Yesterday I had my first guitar lesson, 27 days after the day I bought my first guitar. Of course, everything I had practiced from online tutorials had to be thrown out the window. I like my teacher. He gave me exercises, but the first exercise he gave me was this: finger independence.

In the finger independence exercise, you lay all fingers down on one string and slowly shift one finger one at a time to the next string. You are never to do two or three at once, even though you will find your fingers doing it. I found my fingers were not as dextrous as I had always been pleased and proud to consider them, and I’ve been enjoying struggling through the exercise this morning as I slowly woke up. I’m on my second coffee.

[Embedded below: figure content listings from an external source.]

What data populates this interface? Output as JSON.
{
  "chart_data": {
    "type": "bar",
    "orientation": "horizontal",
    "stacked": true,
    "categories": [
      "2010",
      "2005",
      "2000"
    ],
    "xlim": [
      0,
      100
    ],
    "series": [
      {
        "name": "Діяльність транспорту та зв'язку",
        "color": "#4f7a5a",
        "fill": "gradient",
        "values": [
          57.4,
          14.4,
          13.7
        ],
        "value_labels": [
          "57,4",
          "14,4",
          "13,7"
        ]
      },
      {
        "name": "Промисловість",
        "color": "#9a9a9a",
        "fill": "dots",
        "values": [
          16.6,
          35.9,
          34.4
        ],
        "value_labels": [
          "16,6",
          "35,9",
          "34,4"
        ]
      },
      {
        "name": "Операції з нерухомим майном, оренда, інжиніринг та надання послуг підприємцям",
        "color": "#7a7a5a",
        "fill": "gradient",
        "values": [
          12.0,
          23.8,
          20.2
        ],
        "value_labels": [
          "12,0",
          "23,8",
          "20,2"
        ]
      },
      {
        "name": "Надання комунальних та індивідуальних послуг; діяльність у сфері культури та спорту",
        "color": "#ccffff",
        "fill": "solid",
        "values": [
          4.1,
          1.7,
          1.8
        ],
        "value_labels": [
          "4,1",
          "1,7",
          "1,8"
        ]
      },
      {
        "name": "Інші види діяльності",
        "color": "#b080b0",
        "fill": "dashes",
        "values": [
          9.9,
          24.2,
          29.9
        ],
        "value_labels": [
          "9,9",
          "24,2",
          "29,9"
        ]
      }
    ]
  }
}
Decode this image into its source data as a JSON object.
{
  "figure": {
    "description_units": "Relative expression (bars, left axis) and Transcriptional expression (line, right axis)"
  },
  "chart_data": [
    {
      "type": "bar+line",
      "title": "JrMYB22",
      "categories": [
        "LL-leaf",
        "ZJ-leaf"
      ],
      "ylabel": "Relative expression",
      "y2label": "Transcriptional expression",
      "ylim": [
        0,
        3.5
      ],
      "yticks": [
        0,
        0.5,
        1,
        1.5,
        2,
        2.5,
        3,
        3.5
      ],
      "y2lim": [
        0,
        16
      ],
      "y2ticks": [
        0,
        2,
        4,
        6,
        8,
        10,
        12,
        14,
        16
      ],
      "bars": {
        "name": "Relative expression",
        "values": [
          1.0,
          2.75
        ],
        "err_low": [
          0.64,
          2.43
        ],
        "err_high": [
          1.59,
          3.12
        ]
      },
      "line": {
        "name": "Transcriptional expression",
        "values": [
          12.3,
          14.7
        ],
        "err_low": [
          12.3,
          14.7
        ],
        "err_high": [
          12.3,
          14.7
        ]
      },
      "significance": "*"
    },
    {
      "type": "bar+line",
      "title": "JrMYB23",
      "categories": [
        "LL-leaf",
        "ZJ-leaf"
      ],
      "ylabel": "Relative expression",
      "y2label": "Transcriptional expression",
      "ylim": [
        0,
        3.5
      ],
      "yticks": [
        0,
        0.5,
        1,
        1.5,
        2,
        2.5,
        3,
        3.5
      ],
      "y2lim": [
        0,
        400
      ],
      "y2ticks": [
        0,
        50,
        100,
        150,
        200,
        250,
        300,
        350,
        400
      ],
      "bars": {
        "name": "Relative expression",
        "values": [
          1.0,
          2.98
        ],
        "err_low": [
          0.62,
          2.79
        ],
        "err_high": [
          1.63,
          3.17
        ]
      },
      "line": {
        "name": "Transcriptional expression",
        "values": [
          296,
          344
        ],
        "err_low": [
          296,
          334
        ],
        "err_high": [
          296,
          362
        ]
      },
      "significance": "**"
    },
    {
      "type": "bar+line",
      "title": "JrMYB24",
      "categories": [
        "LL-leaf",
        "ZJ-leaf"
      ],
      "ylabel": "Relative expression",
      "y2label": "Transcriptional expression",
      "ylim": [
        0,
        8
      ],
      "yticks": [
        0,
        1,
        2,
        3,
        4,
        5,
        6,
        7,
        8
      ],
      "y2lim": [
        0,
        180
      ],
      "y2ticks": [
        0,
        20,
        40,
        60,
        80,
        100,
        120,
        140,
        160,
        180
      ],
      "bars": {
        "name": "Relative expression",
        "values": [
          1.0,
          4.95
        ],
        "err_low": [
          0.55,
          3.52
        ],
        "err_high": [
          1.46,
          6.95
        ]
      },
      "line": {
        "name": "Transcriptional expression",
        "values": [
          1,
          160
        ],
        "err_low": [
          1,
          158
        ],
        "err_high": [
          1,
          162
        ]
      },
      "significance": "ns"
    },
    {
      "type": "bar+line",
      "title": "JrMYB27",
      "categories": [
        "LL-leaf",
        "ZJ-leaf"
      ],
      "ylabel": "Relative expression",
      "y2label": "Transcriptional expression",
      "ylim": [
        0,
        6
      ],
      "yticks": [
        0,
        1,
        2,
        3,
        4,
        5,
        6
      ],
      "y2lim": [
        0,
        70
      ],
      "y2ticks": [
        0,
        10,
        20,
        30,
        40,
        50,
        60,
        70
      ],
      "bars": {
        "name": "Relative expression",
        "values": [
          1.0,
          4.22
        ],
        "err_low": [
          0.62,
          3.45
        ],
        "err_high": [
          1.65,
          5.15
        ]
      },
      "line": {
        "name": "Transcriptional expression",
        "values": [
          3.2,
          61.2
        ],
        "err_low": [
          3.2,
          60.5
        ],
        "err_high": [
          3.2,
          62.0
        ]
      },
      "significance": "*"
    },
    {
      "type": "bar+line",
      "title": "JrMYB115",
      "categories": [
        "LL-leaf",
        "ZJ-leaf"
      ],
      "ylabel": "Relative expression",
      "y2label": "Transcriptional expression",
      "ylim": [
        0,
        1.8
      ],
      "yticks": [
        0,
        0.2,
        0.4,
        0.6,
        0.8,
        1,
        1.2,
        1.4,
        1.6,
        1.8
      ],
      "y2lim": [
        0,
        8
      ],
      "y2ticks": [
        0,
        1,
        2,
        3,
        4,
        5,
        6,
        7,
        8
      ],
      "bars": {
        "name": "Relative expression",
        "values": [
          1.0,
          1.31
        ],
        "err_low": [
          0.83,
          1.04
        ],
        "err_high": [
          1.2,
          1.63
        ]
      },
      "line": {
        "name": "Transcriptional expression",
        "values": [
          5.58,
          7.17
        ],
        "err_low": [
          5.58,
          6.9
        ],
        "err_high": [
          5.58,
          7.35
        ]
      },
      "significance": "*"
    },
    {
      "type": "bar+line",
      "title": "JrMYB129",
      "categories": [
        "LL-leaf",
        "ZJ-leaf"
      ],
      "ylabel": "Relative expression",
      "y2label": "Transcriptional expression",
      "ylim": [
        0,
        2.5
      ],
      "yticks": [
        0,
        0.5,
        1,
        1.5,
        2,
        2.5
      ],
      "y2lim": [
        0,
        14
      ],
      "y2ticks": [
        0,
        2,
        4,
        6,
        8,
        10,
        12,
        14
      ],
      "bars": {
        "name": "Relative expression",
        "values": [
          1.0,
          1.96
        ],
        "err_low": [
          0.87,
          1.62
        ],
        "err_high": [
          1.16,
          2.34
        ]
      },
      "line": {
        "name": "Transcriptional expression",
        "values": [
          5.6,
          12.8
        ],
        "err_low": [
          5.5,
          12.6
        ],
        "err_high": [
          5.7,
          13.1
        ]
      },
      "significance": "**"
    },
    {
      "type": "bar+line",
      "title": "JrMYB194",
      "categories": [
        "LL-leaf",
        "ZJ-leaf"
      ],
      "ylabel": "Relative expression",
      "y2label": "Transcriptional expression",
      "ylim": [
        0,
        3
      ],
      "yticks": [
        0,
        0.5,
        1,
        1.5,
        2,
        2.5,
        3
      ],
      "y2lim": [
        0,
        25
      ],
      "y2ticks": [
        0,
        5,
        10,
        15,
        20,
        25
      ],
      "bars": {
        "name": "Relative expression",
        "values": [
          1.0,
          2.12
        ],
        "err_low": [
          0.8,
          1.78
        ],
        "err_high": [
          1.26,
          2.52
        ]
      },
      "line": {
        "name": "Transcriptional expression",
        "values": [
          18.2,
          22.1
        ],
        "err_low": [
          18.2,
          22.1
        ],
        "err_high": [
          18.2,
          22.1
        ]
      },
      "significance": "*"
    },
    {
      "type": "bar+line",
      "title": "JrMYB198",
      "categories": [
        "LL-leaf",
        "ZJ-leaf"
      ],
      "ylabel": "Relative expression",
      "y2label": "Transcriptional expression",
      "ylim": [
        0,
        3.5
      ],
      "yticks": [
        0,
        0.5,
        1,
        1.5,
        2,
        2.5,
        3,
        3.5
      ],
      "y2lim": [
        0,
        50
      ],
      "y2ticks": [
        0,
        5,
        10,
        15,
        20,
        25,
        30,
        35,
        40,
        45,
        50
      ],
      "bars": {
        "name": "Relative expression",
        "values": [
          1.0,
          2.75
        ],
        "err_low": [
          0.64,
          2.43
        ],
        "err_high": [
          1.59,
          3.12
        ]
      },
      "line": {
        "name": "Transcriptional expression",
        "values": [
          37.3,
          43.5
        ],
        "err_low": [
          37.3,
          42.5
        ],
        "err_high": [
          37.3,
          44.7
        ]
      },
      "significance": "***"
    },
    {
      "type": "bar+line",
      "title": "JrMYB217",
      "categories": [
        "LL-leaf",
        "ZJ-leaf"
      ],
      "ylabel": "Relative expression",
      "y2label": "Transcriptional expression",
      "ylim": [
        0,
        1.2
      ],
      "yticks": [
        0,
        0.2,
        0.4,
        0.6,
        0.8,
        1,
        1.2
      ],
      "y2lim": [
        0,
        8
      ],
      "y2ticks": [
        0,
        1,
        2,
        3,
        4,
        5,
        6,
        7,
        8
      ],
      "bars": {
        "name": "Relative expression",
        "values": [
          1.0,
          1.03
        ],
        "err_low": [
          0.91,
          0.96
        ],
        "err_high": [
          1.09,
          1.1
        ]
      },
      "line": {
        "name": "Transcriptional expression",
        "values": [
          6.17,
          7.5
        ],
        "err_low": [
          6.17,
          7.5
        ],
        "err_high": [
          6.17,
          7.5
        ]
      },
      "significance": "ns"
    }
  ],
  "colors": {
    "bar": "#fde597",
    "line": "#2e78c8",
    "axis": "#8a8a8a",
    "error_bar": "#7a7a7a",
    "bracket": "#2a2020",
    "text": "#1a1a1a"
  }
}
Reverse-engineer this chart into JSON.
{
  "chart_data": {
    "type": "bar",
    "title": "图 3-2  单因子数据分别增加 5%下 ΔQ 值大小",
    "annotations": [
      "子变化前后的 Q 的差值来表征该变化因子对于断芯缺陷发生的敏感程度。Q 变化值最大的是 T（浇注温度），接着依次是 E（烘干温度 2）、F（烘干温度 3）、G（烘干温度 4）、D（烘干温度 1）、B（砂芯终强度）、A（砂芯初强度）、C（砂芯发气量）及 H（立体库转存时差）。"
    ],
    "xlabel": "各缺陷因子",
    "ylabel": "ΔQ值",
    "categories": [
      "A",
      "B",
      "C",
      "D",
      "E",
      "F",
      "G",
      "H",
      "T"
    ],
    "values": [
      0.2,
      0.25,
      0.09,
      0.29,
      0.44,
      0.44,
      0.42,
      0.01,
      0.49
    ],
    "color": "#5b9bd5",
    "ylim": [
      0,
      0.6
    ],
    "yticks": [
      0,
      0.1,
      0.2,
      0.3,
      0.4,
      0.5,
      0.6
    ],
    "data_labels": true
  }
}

This exercise makes no sound. You do not pick, you do not strum. The strings are muted. This is simply an exercise in movement control of the left hand. I am trying to re-teach my hands to “think” independently, so that when called on, each individual finger can act adverse and contrary-wise to the other.

As the sky went from the deep dim blue of early morning to the light white of the usual Seattle day fog, I have been doing this exercise on and off. Slowly, in my mind, an idea was developing, though I did not know what it was yet.

“Are you practicing? Can I play music?” asked my husband after he woke up, a bit later than me because he is sick.

“I am practicing, but it doesn’t make sound,” I said. “Go ahead.”

With the music and my husband, the apartment began to wake up. My cats started leaping about. One even showed interest in my guitar for the first time, much to my horror. Coco, the one who had surgery and is recovering very well, was sulking on a blanket, miserable in her protective cone.

All the time I was thinking of my fingers as numbers, like I used to when I played cello years ago. “4,3,2,1” I whispered as I released each corresponding finger. “1,2,3,4.”

I put my second coffee in a pink mug with a gold handle and eyelashes painted on it. It was the first purchase I made for myself that had no use other than aesthetics. I still feel a little strange using such a leisurely commodity.

The idea awakened. I gained financial independence only months ago. This morning, slowly, I realized… I am back at square one, where even my fingers can become independent.